INDIANAPOLIS | Gov. Mike Pence on Tuesday reversed his emphatic opposition to a pause in school accountability, just before the State Board of Education is to set standardized test-pass scores that significantly increase the number of Hoosier students failing the annual math and English exams.

After insisting for more than a year that teachers and schools must be evaluated as usual despite the adoption of more rigorous academic standards and a new ISTEP test, Pence declared he now believes teachers should not be penalized for the anticipated decline in test scores.

The board Wednesday is likely to set an ISTEP cut score that results in a "fail" rating on 41 percent of math and 35 percent of English exams. Less than 20 percent of Hoosier students failed either exam last year.

"We grade our children every week and we can grade our schools every year, but those grades should fairly reflect the efforts of our students and teachers as we transition to higher standards and a new exam," Pence said in a letter to the Republican-appointed school board and Glenda Ritz, the elected Democratic state superintendent of public instruction.

Pence, a Republican facing a tough 2016 re-election fight, said he already has asked GOP leadership at the General Assembly to craft legislation ensuring "test results will not negatively impact teacher evaluations or performance bonuses" and guaranteeing the A-F school rating system "fairly reflects the efforts of our students and teachers during this transition year."

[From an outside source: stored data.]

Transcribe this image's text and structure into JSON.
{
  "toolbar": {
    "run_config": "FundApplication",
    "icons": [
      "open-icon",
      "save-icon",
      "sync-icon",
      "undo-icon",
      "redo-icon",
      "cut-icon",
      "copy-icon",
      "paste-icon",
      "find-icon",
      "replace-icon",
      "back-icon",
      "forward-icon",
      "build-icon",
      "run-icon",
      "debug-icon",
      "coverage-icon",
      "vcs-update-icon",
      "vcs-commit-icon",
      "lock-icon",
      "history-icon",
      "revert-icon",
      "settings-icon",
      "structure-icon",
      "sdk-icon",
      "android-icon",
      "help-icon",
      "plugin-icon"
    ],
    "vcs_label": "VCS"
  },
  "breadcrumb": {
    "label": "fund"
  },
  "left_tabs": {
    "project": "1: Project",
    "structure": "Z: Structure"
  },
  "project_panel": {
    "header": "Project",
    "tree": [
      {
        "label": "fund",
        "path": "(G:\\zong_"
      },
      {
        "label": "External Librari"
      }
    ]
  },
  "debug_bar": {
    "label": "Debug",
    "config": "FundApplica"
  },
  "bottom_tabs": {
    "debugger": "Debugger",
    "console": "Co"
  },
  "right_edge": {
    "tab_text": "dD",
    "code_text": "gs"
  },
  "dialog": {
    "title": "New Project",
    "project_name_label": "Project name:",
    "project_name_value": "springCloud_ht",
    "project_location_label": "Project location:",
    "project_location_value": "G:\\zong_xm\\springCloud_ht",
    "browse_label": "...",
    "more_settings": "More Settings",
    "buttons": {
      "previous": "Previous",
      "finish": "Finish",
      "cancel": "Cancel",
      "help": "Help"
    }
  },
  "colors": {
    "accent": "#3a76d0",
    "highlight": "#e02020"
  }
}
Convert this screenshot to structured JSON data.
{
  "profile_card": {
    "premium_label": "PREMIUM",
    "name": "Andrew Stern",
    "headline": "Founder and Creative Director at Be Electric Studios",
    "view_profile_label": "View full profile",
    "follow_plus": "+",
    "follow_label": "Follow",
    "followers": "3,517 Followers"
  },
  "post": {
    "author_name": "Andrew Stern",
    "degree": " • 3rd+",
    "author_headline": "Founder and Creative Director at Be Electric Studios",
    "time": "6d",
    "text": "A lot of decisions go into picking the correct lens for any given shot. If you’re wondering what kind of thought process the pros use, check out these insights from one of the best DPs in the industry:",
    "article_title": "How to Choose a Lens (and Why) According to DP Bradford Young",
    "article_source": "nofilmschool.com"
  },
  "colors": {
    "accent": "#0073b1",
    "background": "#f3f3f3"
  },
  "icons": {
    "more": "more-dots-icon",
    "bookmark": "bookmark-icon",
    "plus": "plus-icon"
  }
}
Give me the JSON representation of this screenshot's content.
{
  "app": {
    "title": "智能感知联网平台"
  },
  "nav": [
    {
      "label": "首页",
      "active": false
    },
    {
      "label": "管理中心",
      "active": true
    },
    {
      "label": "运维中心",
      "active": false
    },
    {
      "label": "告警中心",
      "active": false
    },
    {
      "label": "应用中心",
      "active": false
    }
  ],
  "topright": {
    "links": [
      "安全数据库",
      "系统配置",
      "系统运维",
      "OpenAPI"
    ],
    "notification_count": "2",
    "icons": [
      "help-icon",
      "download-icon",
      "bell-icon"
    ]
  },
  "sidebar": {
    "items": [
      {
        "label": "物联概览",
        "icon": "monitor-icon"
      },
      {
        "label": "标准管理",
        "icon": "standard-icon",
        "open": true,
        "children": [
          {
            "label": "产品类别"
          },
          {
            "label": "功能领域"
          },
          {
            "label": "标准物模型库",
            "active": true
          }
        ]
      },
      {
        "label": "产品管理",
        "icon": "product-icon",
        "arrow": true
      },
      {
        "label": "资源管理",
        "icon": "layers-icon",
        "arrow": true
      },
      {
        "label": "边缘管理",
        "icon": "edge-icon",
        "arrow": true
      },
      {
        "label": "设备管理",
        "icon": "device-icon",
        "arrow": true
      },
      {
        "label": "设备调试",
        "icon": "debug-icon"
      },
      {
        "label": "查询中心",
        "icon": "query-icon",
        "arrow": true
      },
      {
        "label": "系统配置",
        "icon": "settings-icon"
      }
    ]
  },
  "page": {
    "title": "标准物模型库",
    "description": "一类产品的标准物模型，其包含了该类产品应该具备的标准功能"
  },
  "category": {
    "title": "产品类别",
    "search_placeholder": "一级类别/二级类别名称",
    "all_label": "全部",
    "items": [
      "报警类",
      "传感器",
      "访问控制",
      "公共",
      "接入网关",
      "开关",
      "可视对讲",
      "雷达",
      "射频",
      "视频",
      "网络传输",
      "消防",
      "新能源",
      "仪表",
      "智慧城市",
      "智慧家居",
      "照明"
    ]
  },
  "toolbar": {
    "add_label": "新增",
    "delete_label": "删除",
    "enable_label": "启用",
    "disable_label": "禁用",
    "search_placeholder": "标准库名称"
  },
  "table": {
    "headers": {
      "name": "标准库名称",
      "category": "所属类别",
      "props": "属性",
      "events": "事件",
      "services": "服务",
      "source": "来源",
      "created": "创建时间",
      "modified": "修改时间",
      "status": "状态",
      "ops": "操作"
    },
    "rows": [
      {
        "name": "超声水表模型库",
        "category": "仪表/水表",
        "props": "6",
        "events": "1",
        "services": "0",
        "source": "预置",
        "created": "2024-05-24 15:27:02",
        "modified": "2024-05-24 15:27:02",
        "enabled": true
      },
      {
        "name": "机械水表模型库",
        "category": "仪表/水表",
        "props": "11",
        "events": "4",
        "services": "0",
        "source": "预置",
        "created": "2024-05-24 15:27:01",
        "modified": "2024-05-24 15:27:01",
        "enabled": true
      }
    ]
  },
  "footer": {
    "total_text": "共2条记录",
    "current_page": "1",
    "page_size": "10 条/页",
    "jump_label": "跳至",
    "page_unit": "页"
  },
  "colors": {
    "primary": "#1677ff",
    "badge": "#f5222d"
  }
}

A GOP-controlled legislative study committee refused to endorse similar proposals Monday when offered by state Sen. Mark Stoops, D-Bloomington.

But Senate President David Long, R-Fort Wayne, said late Tuesday he's ready to assist the governor in modifying the state's school accountability system.

"As we make this transition with our new standards and test, it is important to be as fair as possible to our students, teachers and schools. It appears that accomplishing this goal may require legislative action, and Senate Republicans are prepared to act as needed," Long said.

It's not entirely clear what the Legislature will do, since the state school board is required by statute to issue school grades prior to Dec. 31 and lawmakers don't return to the Statehouse until January.

Also not known is whether student ISTEP results, which already have been slowed by vendor-scoring problems and state school board sparring, will be further delayed in anticipation of legislative action.

A spokeswoman for Ritz, who repeatedly has called for an accountability pause to protect teachers and schools from unnecessary sanctions, said Pence's action is "a welcome first step" toward a "fair, open and transparent" accountability system.

"Unfortunately, it comes after a year and a half of uncertainty and worry for our students, teachers and schools that was entirely unnecessary," said Samantha Hart, of the Indiana Department of Education.

John Gregg, the likely Democratic nominee for governor, said Pence's belated decision to pause school accountability is "another example of him leading from behind.

"For the last year and a half, he’s put politics ahead of doing what’s right for our kids and educators and only now, in the face of another embarrassing crisis, does he step up and do what’s right," Gregg said.